Insurance seemed like betting against your death or misfortune and some people don’t want to bet on your personal downfall so they don’t want to buy insurance. For years, the industry have been trying to change the story and they settled on the idea of protection, financial protection against those misfortune.
In principle, that works theoretically but the issue is that a lot of what you pay for is sales and distribution. The structure of the industry is such because insurance works well only when the risks are being pooled. That means having lots of people paying the premiums in order to support payouts during adverse events. As a business though, it means that the firm is ultimately a sales and marketing organisation. Costs will have to weigh disproportionately on the distribution side of the business.
This is a shame because the society needs insurance. Yet it is a market failure; the market system allocates resources poorly in this market. It can be better designed through a mix of regulation and making it mandatory to have certain amount of cover. The government should not think the market will help reduce cost of insurance through competition because the basis of competition in this market isn’t so much pricing. It is more sales, marketing and tactics.

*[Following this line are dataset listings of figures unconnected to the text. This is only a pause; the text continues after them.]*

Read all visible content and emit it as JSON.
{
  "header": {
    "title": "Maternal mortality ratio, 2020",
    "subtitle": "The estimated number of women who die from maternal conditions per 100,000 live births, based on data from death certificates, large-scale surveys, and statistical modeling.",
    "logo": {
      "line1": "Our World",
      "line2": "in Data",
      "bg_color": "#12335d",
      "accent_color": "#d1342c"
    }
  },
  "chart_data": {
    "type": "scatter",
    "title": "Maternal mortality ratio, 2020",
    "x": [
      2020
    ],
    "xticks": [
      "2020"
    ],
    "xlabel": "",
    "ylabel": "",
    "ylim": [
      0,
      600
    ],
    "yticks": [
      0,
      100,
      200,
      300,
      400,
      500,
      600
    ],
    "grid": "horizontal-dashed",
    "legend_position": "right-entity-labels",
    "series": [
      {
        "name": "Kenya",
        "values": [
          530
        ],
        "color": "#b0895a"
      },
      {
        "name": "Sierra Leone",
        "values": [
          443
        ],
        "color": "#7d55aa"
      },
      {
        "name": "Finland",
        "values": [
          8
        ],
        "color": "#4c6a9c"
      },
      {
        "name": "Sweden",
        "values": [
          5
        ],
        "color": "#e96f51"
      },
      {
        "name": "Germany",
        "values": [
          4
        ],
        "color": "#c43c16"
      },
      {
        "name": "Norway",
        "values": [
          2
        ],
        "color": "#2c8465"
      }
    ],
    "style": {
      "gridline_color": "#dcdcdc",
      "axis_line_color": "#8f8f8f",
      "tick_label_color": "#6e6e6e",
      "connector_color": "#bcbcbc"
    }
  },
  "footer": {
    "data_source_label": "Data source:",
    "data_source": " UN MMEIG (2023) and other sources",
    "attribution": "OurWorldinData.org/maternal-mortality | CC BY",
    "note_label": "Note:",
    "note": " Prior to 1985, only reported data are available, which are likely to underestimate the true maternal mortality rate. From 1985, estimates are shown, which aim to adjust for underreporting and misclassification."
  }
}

But isn’t it just like many other products? For luxury products, yes. Basically for things people don’t actually need, you can allow the whims and fancies to be shaped by the market. But when it comes to insurance, you want the market to deliver an outcome so you need to design the boundaries and structure to make it work.
The story of insurance should be that of mandates, regulation, and basic necessity and right of people. We come together to live in highly urbanised environment and it should be a no brainer for us to risk-pool and mutually insure. There’s no excuse for this market to be hijacked to support high-flying salespeople.